Auf den Tag genau vor einer Woche weigerte sich Tschechiens Regierungschef Petr Nečas beim EU-Gipfel in Brüssel dem geplanten Fiskalpakt der Europäischen Union beizutreten. Die Tschechen sind damit, neben den Briten, die einzigen, die dem Abkommen fern bleiben. Während allerdings London schon früher sein Nein signalisiert hat, sorgte die Haltung Prags für ziemliches Unverständnis. Was in Europa Kopfschütteln hervorrief, entfachte in Tschechien einen neuen Konflikt innerhalb der ohnehin schon fragilen bürgerlichen Regierungskoalition. Außenminister Karel Schwarzenberg griff Regierungschef Nečas öffentlich scharf an, indem er ihn bezichtigte, “dem national-sozialistischen Flügel” in seiner eigenen Partei nachgegeben zu haben. Nečas schoss wiederum ebenso scharf zurück und bezeichnete die Äußerungen des Außenministers als “Gerede, wie auf einem ländlichen Tanzfest”. Nichtsdestotrotz wollen beide Spitzenpolitiker am Dienstag zusammenkommen und über ihre unterschiedlichen Standpunkte diskutieren. Den Konflikt um die tschechische Europapolitik analysiert unser Mitarbeiter, der Politikwissenschaftler Robert Schuster:

Petr Nečas  (Foto: ČTK)
Regierungschef Petr Nečas galt lange als Pragmatiker und Politiker, der in vielen Bereichen der Politik eher vorsichtig bis zögernd agierte. Warum hat er gerade jetzt auf den Tisch gehauen?
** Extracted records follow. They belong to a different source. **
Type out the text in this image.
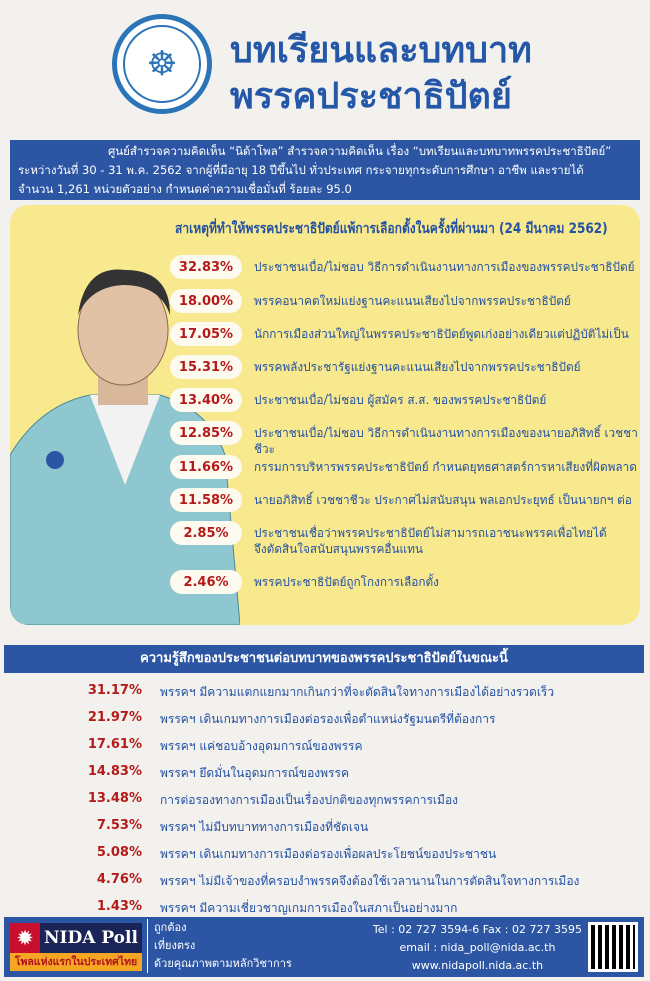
☸	บทเรียนและบทบาท
พรรคประชาธิปัตย์

ศูนย์สำรวจความคิดเห็น “นิด้าโพล” สำรวจความคิดเห็น เรื่อง “บทเรียนและบทบาทพรรคประชาธิปัตย์”

ระหว่างวันที่ 30 - 31 พ.ค. 2562 จากผู้ที่มีอายุ 18 ปีขึ้นไป ทั่วประเทศ กระจายทุกระดับการศึกษา อาชีพ และรายได้

จำนวน 1,261 หน่วยตัวอย่าง กำหนดค่าความเชื่อมั่นที่ ร้อยละ 95.0

32.83%	ประชาชนเบื่อ/ไม่ชอบ วิธีการดำเนินงานทางการเมืองของพรรคประชาธิปัตย์
18.00%	พรรคอนาคตใหม่แย่งฐานคะแนนเสียงไปจากพรรคประชาธิปัตย์
17.05%	นักการเมืองส่วนใหญ่ในพรรคประชาธิปัตย์พูดเก่งอย่างเดียวแต่ปฏิบัติไม่เป็น
15.31%	พรรคพลังประชารัฐแย่งฐานคะแนนเสียงไปจากพรรคประชาธิปัตย์
13.40%	ประชาชนเบื่อ/ไม่ชอบ ผู้สมัคร ส.ส. ของพรรคประชาธิปัตย์
12.85%	ประชาชนเบื่อ/ไม่ชอบ วิธีการดำเนินงานทางการเมืองของนายอภิสิทธิ์ เวชชาชีวะ
11.66%	กรรมการบริหารพรรคประชาธิปัตย์ กำหนดยุทธศาสตร์การหาเสียงที่ผิดพลาด
11.58%	นายอภิสิทธิ์ เวชชาชีวะ ประกาศไม่สนับสนุน พลเอกประยุทธ์ เป็นนายกฯ ต่อ
2.85%	ประชาชนเชื่อว่าพรรคประชาธิปัตย์ไม่สามารถเอาชนะพรรคเพื่อไทยได้ จึงตัดสินใจสนับสนุนพรรคอื่นแทน
2.46%	พรรคประชาธิปัตย์ถูกโกงการเลือกตั้ง
สาเหตุที่ทำให้พรรคประชาธิปัตย์แพ้การเลือกตั้งในครั้งที่ผ่านมา (24 มีนาคม 2562)
ความรู้สึกของประชาชนต่อบทบาทของพรรคประชาธิปัตย์ในขณะนี้
31.17% พรรคฯ มีความแตกแยกมากเกินกว่าที่จะตัดสินใจทางการเมืองได้อย่างรวดเร็ว
21.97% พรรคฯ เดินเกมทางการเมืองต่อรองเพื่อตำแหน่งรัฐมนตรีที่ต้องการ
17.61% พรรคฯ แค่ชอบอ้างอุดมการณ์ของพรรค
14.83% พรรคฯ ยึดมั่นในอุดมการณ์ของพรรค
13.48% การต่อรองทางการเมืองเป็นเรื่องปกติของทุกพรรคการเมือง
7.53% พรรคฯ ไม่มีบทบาททางการเมืองที่ชัดเจน
5.08% พรรคฯ เดินเกมทางการเมืองต่อรองเพื่อผลประโยชน์ของประชาชน
4.76% พรรคฯ ไม่มีเจ้าของที่ครอบงำพรรคจึงต้องใช้เวลานานในการตัดสินใจทางการเมือง
1.43% พรรคฯ มีความเชี่ยวชาญเกมการเมืองในสภาเป็นอย่างมาก
✹ NIDA Poll
โพลแห่งแรกในประเทศไทย
ถูกต้อง
เที่ยงตรง
ด้วยคุณภาพตามหลักวิชาการ
Tel : 02 727 3594-6 Fax : 02 727 3595
email : nida_poll@nida.ac.th
www.nidapoll.nida.ac.th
„Ja, das war sicherlich eine Überraschung, Dem Naturell von Petr Nečas hätte es eher entsprochen zu sagen, dass man momentan dem Fiskalpakt nicht beitreten wolle, sich aber die Möglichkeit offen halte, dies später doch noch zu tun. Aber er hat ja ziemlich deutlich klar gemacht, dass in dieser Legislaturperiode, also bis 2014, keine Regierung unter seiner Führung diesem Fiskalpakt beitreten werde. Da spielen wahrscheinlich vor allem zwei Motive eine besondere Rolle. Das erste ist innenpolitisch motiviert: Es ging in den letzten Monaten immer wieder um die Selbstbehauptung von Petr Nečas und zwar um seine Selbstbehauptung im bürgerlichen Lager, in dem mit der Partei Top 09 unter der Führung Karel Schwarzenbergs ja ein sehr starker Gegner aufgetaucht ist, der das bürgerliche Wählerspektrum anspricht und damit auch im Wählerreservoir der ODS von Petr Nečas’ “fischt”. Das andere Motiv ist eher innerparteilich, und zwar hat Petr Nečas in den letzten Monaten seine Position in der rechtsliberalen Bürgerpartei ODS recht stark konsolidiert. Er ist jetzt unangefochten der starke Führer, der er vorher nicht war, es ist ihm gelungen, viele Konflikte in seiner Partei zu schlichten. Jetzt versucht er eben, diese Stärke auch nach außen zu zeigen, und da ist die Europafrage, die die ODS spaltet, natürlich ein ziemlich gefundenes Fressen, wenn man das so sagen kann.“

Foto: Europäisches Parlament
Wie wahrscheinlich ist es, dass sich Schwarzenberg und Nečas auf eine gemeinsame Linie einigen werden? Würde Schwarzenberg so weit gehen und tatsächlich die Regierung verlassen?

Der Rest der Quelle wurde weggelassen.